Charles Robertson (1844 in Walton-on-Thames – 10 November 1891 in Godalming) was a British painter and engraver. He focused on landscapes and genre scenes and is best remembered for his Orientalist works.

==Biography==
He studied art in London during the early 1860s, although the details are unknown. The watercolorist, Myles Birket Foster, was a good friend of his and had a noticeable influence on his style, so it is possible that Foster was also his teacher.

For some years, he lived in Aix-en-Provence and, hearing about the opportunities available for aspiring artists, made his first trip to North Africa (Algeria) in 1862. The following year, he had his professional debut at the Royal Academy. In 1865, he married Alice Mary Lonsdale (1836–1916), the daughter of Captain William Lonsdale, one of the founders of the town that would later become Melbourne.

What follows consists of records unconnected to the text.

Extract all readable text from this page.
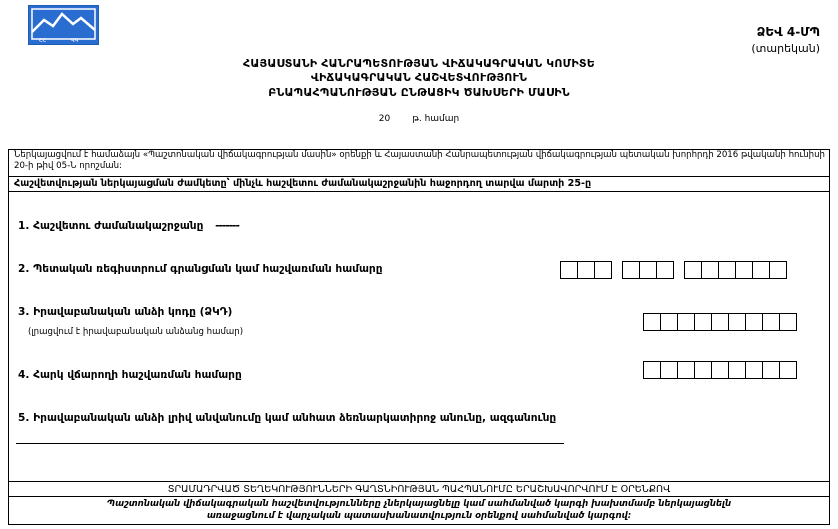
ՀՀ	ՎԿ
ՁԵՎ 4-ՄՊ
(տարեկան)
ՀԱՅԱՍՏԱՆԻ ՀԱՆՐԱՊԵՏՈՒԹՅԱՆ ՎԻՃԱԿԱԳՐԱԿԱՆ ԿՈՄԻՏԵ
ՎԻՃԱԿԱԳՐԱԿԱՆ ՀԱՇՎԵՏՎՈՒԹՅՈՒՆ
ԲՆԱՊԱՀՊԱՆՈՒԹՅԱՆ ԸՆԹԱՑԻԿ ԾԱԽՍԵՐԻ ՄԱՍԻՆ
20 թ. համար
Ներկայացվում է համաձայն «Պաշտոնական վիճակագրության մասին» օրենքի և Հայաստանի Հանրապետության վիճակագրության պետական խորհրդի 2016 թվականի հունիսի 20-ի թիվ 05-Ն որոշման:
Հաշվետվության ներկայացման ժամկետը՝ մինչև հաշվետու ժամանակաշրջանին հաջորդող տարվա մարտի 25-ը
1. Հաշվետու ժամանակաշրջանը -------
2. Պետական ռեգիստրում գրանցման կամ հաշվառման համարը
3. Իրավաբանական անձի կոդը (ՁԿԴ)
(լրացվում է իրավաբանական անձանց համար)
4. Հարկ վճարողի հաշվառման համարը
5. Իրավաբանական անձի լրիվ անվանումը կամ անհատ ձեռնարկատիրոջ անունը, ազգանունը
ՏՐԱՄԱԴՐՎԱԾ ՏԵՂԵԿՈՒԹՅՈՒՆՆԵՐԻ ԳԱՂՏՆԻՈՒԹՅԱՆ ՊԱՀՊԱՆՈՒՄԸ ԵՐԱՇԽԱՎՈՐՎՈՒՄ Է ՕՐԵՆՔՈՎ
Պաշտոնական վիճակագրական հաշվետվությունները չներկայացնելը կամ սահմանված կարգի խախտմամբ ներկայացնելն
առաջացնում է վարչական պատասխանատվություն օրենքով սահմանված կարգով:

Buoyed by the success of his first exhibits, he travelled to Turkey (1872), then Egypt and Morocco (1876); journeys which would provide him with inspiration and material for the remainder of his career. Toward the end of his life, in 1889, he made an extended visit to Jerusalem, Damascus and Cairo.

After 1884, he worked exclusively in watercolors. He established himself in this medium so quickly that, in 1885, he was elected an associate of the Royal Watercolour Society; becoming a full member shortly before his death. He also served as Vice-President of the Royal Society of Painter-Etchers and Engravers.

A major retrospective of his work was staged by the Fine Art Society from 31 October - 3 December 1892. It consisted of "130 watercolour drawings by the late Charles Robertson, RWS, of Palestine, Cyria [sic], Egypt, &c.."

His paintings are held by the Walker Art Gallery in Liverpool and in the National Gallery of Australia in Canberra.